With this data structure, we can have operations like delete, insert, and search.
We can implement these functions fairly intuitively.
Going back to our first diagram, we need at least a pointer called first to point to the first node, the start of the list. And the last node will have a pointer to NULL, so we can know we’re at the end of the list.
To search for an element in the list, we need to start with the first element, follow the pointer to the second element, and so on. This is because each node could be anywhere in memory, so we can’t use strategies like binary search. So the running time of this linear search will be O(n), even if our list is sorted.
Insertion would be O(1) if we didn’t want to keep the list sorted, since we can just insert the number at the beginning. We’ll have first point to our new node, and have the new node’s next pointer point to the previously first node. But if we want to keep the list sorted, we’d have to find the correct location to insert the number first, which would again take running time O(n).
Similarly, deleting a node will also take O(n) since we’ll need to find the number want to delete first.
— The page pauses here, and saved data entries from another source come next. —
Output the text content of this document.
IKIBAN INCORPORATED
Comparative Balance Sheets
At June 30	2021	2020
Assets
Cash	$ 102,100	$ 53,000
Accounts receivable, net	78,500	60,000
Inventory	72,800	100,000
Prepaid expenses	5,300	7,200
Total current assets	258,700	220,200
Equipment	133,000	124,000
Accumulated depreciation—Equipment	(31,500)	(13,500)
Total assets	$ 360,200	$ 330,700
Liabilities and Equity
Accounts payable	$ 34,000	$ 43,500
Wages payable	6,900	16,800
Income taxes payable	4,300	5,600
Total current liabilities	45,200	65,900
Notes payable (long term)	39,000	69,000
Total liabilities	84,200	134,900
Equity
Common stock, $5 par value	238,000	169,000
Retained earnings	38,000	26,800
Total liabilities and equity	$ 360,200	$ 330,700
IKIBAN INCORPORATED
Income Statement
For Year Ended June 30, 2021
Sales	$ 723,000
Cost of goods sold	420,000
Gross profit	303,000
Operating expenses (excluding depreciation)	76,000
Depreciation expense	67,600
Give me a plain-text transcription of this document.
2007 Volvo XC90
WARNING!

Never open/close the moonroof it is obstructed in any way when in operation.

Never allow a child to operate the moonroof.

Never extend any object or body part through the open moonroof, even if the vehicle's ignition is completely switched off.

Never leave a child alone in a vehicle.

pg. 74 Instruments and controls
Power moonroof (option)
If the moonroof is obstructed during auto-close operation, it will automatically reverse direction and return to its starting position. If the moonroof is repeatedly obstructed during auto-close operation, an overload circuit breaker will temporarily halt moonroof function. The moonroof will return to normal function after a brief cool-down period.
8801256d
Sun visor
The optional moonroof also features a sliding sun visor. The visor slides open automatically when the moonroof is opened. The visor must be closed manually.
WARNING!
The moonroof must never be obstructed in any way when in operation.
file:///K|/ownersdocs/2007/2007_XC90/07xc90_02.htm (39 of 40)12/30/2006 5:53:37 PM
We demonstrate inserting with a few volunteers. We need to be careful when inserting at the end of the list, since we need to update the last node to point to the new node before we follow its NULL pointer and lose track of it. We also need to be careful when inserting into a list, since we need to change the new node to point to the next node before we change the previous node’s pointer (since that’s the only place we keep track of the next node).
Removing elements would require carefully ordering the operations we do, since we don’t want to lose parts of our list or our node before we free its memory.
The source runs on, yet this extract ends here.